Who is this useful for?
A reliable mouse double click test helps many people daily.
- Gamers: Ensure your weapon does not fire twice accidentally.
- Office workers: Stop closing two windows when you only meant to close one.
- Tech repair: Validate a repair after soldering a new switch.
- Graphic designers: Prevent accidental dragged files during precise edits.
- Second-hand buyers: Run a quick mouse checker before buying used peripherals.
Real examples
Here are practical reasons to use this double click checker.
- Test a new gaming mouse straight out of the box.
- Check if static electricity is causing phantom clicks.
- Diagnose why highlighting text drops halfway through.
- Measure your own fastest manual clicking speed.
- Running a quick double click test reveals hidden debounce issues.
- Verify if a firmware update fixed your switch bouncing.
- Test both the left and right mouse buttons separately.
- Compare a cheap office mouse against a premium gaming mouse.
- Find out if high humidity affected your mouse switches.
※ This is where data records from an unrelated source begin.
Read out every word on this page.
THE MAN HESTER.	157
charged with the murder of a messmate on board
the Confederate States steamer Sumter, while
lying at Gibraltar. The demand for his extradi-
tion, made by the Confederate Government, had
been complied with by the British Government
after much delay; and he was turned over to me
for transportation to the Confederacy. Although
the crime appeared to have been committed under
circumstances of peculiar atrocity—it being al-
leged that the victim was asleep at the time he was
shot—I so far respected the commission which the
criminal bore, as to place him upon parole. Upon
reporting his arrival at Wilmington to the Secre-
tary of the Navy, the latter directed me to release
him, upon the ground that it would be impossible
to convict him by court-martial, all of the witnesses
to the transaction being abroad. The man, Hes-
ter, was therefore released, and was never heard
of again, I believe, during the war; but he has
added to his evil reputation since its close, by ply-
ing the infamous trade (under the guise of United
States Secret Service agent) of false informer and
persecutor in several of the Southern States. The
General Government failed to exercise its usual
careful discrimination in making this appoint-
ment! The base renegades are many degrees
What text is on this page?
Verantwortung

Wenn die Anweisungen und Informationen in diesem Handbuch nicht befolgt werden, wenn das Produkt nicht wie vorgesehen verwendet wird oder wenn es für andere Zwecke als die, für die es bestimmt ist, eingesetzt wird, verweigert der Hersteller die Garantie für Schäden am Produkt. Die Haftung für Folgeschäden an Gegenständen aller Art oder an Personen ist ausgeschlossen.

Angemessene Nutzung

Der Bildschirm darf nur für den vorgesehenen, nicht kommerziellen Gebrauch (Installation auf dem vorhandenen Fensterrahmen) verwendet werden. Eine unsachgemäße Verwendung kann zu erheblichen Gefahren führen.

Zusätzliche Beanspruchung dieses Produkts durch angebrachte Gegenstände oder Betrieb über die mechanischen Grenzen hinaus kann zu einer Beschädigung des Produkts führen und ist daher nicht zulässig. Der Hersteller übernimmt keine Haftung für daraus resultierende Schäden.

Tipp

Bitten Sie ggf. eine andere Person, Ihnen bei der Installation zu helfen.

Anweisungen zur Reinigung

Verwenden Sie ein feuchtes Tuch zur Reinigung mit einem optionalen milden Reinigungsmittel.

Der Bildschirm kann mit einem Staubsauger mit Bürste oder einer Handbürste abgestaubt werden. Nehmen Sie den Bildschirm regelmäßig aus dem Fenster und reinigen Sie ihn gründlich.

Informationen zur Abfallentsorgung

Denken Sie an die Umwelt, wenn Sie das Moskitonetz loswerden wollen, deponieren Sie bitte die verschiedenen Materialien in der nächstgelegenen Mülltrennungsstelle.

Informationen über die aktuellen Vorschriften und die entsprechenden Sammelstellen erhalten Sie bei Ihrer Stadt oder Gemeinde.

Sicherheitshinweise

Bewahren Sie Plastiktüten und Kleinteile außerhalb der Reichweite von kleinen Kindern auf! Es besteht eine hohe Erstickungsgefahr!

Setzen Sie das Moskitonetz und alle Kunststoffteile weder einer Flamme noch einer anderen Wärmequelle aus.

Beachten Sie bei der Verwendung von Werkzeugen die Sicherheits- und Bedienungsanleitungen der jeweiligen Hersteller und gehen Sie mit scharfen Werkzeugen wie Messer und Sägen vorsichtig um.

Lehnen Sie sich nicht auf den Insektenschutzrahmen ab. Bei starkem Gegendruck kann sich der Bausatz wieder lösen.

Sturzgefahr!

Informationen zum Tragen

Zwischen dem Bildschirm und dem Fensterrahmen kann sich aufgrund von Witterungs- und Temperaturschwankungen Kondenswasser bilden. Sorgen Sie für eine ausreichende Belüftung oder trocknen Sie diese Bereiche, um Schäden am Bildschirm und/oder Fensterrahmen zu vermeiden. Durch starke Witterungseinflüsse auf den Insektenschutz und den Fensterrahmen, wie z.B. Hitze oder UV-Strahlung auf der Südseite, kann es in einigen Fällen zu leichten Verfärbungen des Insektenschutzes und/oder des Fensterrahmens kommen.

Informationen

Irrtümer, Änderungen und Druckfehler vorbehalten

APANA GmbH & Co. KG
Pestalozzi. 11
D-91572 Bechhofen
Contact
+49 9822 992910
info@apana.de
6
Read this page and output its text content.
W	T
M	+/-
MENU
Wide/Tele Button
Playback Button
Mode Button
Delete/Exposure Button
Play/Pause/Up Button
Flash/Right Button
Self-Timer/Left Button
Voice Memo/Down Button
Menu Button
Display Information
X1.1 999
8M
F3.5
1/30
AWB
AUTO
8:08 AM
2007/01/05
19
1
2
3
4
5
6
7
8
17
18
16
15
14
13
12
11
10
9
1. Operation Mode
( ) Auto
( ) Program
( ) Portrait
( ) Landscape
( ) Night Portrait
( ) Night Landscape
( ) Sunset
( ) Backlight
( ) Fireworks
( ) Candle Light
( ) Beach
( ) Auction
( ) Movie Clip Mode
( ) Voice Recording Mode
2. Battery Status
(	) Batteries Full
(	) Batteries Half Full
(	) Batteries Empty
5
- Validate warranty claims before contacting customer support.
How the web tool works
This mouse clicking tester uses JavaScript performance timers. When you click the testing pad, the browser records a highly accurate timestamp. It compares the current click time against the previous recorded click and flags unusually fast repeats based on your threshold. If the delay is shorter than what is likely in normal manual clicking (often under 80ms), it flags it for review. The tool logs every interaction. You see the raw data immediately.
Adjusting the threshold
Different mice and use cases can behave differently. You can adjust the threshold slider to match your testing style. A setting around 80ms is a practical starting point for general testing. Lower values are stricter and may miss some suspicious repeats, while higher values are more sensitive and may flag very fast manual clicks. If your mouse repeatedly triggers warnings during normal single-click use, switch bounce is more likely.
Accuracy & limits
This double click test is useful for troubleshooting, but it has software and browser limitations.
- Operating system settings might intercept extremely fast inputs.
- Wireless interference can occasionally delay click signals.
- Heavy CPU load in your browser might cause slight timing jitter.
- Some modern mice use optical switches which rarely double click.
- Software macros (like auto-clickers) will always trigger the warning.
- It cannot physically repair a bent metal contact inside the switch.
Trust & Privacy
This tool runs locally in your browser. Click data isn't uploaded or stored on any server. It does not track your personal usage habits or save device identifiers.
See also: Mouse Polling Rate Checker
Mini FAQ
What is a good threshold setting?
For many users, 80ms is a practical starting point. Manual click speed varies, so use the slider as a sensitivity setting rather than a strict pass/fail rule. Repeated warnings at low delays during normal single-click use can indicate possible switch bounce.
Can software fix a double-clicking mouse?
Sometimes, software can mask the symptom by adding an artificial debounce delay. However, this usually adds input lag. Replacing the physical switch is the only long-term hardware fix.
Does this work for the right mouse button?
Yes. You can test left, middle, and right clicks. The browser context menu is disabled inside the pad, allowing you to test the right switch safely.